Sugar, Honey, Ice, Tea
I suspect that OSA will not produce much in the way of actual autonomy; however, much Europeans and Americans might prefer to maintain a vibrant rules-based international trading system and for Europe to have greater self-reliance. For starters, OSA like strategic autonomy in general, is notoriously ambiguous. Secondly, the world’s two superpowers are armed with large arsenals of nuclear weapons that Europeans are unlikely to build in the short, medium, or long term. Today, deterrence through NATO is expanding and I need not remind readers that defense and security in the alliance is backed by preponderate military might. In the recent U.S. budget hostage-taking-like negotiations, the Pentagon was spared from the spending cap that Republicans demanded; spending is locked in at Biden’s proposed $886 billion.
Third, in the case of geopolitical rivalries, recent statistics show that America’s global GDP increased while China’s growth is leveling off (China is still ahead in calculations of purchasing-power-parity though). Although European defense budgets are increasing, it will take perhaps two decades and between $228– 357 billion for Europe to have a convincing, rapidly deployable conventional counter-offensive capability. While welcome, such a force will not replace the U.S. strategic role within NATO. Politicians who tell you that Europe can get by without relying on the U.S. for strategic deterrence are filling you with Sugar and Honey and washing it down with Ice in your Tea—and we all know what that spells. This does not mean that Europeans should not bother with doing more for their own defense. As Emma Ashford, a columnist at Foreign Policy, pointed out, there are many good ideas for how Europeans can get a better bang for their euro and increase their conventional defense readiness in air defence, logistics, and naval forces.
The longer game
At the same time as Dutch diplomats strive for the nuanced game of open diplomacy between the U.S. and China, they are also clear-eyed about what kind of actor China is on the global stage. Even as Hoekstra says that the ban does not affect China-Dutch relations and specifically adds that he and Qin Gang “had an open conversation about ASML,” he follows it up with pointing out that national security concerns are becoming increasingly part of the global dialogue on chips. Hoekstra said that The Hague is worried about “what we see as a civil-military fusion,” of intellectual property theft on “a non-level playing field.” In fact, ASML faced intellectual property theft incidents linked to China in the recent past. In February 2019, it revealed it had been the victim of corporate espionage involving former Chinese employees.
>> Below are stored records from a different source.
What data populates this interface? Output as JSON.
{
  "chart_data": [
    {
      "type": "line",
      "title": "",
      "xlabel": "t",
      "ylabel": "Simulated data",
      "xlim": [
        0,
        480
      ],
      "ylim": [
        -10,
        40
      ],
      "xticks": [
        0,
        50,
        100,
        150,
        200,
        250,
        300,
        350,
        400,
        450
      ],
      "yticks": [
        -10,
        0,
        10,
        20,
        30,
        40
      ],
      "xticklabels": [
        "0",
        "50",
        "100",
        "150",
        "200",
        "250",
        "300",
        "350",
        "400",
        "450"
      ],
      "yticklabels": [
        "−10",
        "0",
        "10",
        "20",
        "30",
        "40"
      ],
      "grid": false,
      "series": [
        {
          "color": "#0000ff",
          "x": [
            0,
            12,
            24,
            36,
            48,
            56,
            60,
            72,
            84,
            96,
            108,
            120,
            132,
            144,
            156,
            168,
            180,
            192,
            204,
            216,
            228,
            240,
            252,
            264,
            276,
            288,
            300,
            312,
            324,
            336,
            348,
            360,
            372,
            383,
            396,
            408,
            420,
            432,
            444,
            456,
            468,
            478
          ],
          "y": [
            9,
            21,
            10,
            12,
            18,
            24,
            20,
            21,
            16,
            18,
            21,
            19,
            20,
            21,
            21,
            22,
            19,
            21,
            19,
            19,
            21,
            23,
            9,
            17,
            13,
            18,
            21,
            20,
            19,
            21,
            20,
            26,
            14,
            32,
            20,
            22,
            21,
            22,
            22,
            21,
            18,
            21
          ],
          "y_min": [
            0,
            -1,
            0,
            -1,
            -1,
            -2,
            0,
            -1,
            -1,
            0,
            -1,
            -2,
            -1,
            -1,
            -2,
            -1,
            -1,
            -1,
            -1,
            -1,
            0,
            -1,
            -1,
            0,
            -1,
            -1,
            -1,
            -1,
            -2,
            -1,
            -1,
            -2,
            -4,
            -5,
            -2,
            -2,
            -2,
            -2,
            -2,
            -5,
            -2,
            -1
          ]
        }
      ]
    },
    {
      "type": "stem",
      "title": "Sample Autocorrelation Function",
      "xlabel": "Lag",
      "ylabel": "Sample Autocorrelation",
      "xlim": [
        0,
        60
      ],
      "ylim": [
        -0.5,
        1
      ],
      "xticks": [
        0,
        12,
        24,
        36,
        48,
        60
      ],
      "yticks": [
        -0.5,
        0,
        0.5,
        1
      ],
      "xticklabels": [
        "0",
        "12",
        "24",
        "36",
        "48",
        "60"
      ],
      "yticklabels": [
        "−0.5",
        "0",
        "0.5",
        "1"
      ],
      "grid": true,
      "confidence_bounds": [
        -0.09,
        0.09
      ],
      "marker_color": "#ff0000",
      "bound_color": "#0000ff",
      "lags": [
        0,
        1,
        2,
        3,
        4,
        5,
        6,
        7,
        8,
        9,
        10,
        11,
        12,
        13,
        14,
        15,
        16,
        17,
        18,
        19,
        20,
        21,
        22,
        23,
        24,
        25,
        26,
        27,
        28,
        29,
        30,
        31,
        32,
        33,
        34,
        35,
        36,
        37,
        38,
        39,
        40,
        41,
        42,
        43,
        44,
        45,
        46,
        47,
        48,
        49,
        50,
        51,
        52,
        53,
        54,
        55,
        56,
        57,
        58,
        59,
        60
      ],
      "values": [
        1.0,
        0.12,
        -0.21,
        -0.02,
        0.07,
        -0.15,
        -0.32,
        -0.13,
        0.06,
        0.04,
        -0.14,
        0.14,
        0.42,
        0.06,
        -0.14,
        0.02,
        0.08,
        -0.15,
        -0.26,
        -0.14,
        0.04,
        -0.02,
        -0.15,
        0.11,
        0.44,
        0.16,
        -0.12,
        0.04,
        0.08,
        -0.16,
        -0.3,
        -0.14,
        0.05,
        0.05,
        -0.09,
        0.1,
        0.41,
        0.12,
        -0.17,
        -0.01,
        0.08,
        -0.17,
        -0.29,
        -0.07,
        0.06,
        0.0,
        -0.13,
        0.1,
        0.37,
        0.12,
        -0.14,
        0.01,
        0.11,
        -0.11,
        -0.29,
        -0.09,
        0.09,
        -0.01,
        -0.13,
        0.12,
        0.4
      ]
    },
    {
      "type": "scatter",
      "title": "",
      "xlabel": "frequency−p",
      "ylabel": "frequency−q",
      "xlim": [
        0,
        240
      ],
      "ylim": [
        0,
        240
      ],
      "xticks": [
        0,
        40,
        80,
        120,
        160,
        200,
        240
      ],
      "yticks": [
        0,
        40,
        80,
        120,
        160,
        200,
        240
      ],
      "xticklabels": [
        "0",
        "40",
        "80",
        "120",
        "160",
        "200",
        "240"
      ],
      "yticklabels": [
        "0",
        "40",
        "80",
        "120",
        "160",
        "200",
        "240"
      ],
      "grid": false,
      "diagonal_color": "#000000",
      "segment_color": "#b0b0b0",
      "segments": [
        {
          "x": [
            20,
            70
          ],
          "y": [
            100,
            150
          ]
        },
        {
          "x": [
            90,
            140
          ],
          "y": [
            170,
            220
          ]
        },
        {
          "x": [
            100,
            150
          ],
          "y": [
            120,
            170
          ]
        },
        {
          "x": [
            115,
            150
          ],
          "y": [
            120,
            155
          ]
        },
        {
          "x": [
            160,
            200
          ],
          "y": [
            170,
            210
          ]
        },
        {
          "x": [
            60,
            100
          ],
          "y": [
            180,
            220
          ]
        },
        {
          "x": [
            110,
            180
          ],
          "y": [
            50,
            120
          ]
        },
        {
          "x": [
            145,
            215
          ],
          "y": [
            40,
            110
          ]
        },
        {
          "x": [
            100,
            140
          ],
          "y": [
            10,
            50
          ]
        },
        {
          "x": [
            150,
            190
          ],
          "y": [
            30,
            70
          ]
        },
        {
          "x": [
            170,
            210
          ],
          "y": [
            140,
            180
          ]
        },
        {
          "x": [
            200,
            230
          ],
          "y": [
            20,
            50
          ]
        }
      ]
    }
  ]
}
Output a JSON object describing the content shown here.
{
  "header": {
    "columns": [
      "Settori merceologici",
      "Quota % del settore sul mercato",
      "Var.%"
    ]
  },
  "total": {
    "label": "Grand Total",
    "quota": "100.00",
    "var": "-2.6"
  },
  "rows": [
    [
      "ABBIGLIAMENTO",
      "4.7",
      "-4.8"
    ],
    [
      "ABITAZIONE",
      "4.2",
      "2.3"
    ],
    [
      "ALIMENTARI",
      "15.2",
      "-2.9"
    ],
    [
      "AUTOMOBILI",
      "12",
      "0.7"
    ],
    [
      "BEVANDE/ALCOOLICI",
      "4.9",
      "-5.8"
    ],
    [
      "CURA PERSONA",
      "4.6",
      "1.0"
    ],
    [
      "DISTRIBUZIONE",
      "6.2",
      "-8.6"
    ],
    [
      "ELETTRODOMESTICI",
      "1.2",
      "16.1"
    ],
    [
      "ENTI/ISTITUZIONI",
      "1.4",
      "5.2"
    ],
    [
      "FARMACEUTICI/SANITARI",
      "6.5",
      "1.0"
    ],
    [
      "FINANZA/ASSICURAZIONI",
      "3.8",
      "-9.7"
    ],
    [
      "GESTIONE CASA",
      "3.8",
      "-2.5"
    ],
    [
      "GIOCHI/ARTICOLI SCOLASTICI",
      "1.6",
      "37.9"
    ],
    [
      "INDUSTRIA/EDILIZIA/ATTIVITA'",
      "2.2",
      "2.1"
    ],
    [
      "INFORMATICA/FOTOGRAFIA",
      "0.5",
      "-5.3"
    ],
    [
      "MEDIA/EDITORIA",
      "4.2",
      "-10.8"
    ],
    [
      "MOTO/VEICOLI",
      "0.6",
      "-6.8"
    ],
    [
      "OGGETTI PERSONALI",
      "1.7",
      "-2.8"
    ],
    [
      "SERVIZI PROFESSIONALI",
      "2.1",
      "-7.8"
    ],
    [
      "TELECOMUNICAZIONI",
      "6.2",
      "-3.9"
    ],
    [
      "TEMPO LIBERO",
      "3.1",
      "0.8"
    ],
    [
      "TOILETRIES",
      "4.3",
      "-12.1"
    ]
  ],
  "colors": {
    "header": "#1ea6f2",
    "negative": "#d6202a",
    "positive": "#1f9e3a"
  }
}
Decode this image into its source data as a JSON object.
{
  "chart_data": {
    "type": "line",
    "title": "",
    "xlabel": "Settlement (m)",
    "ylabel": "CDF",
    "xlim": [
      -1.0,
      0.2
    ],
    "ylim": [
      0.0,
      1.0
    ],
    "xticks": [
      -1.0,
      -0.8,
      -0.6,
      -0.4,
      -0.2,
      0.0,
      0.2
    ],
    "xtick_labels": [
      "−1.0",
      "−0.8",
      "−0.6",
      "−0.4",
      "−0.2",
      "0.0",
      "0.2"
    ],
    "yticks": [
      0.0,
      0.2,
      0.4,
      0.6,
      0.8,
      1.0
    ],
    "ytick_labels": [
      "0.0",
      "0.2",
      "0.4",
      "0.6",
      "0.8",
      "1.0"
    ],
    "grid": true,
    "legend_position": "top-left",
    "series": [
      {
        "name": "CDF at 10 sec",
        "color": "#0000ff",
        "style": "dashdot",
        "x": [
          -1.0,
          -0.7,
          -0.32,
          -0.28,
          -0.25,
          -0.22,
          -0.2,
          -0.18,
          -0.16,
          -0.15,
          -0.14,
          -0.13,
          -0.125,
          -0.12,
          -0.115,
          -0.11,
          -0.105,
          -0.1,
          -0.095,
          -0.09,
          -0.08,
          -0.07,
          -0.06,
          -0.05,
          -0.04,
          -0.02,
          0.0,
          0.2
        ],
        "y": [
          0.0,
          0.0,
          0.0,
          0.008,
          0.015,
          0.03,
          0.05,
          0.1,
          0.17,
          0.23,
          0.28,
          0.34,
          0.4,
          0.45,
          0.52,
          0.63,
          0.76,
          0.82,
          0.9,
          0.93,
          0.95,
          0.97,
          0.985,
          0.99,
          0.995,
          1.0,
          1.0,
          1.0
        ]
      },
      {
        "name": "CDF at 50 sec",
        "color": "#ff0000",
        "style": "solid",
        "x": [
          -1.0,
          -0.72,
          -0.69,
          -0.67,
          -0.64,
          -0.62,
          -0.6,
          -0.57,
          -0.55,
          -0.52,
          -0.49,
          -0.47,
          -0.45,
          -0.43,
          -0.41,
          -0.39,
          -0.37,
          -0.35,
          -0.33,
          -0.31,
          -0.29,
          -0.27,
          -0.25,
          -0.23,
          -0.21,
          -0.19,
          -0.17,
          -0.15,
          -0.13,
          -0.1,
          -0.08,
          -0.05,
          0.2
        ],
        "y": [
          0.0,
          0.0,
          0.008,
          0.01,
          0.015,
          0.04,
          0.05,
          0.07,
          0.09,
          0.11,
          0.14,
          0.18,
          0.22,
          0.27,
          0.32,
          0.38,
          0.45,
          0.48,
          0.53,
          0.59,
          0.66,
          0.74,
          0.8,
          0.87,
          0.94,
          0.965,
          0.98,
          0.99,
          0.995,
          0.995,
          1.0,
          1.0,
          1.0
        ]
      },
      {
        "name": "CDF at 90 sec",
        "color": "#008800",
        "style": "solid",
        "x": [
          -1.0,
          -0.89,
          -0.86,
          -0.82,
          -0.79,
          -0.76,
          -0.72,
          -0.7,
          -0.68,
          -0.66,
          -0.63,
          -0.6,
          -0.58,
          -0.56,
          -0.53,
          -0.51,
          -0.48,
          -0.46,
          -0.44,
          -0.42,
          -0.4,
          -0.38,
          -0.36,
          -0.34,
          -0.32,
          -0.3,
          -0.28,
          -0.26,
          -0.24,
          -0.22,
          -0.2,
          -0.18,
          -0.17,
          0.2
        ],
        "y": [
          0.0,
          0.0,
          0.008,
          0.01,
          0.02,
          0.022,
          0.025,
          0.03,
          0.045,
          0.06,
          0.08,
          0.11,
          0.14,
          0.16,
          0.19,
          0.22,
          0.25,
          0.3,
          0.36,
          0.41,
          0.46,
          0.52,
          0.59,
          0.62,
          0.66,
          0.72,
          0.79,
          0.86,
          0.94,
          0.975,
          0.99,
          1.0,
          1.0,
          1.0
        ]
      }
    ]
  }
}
Doubling down on the America First Approach
I have made it to the end of this column, and I managed to not mention the biggest elephant in the room once. Strategic autonomy, whether it is open or the more classical variety, is an issue whether Donald J. Trump wins re-election or not. But, if he does regain the White House, given the fickle and feckless way Trump treated allies combined with his predisposition for protectionism and waging trade wars, fears that he will ring the death knell of the Transatlantic relationship will be heard on both sides of the Atlantic.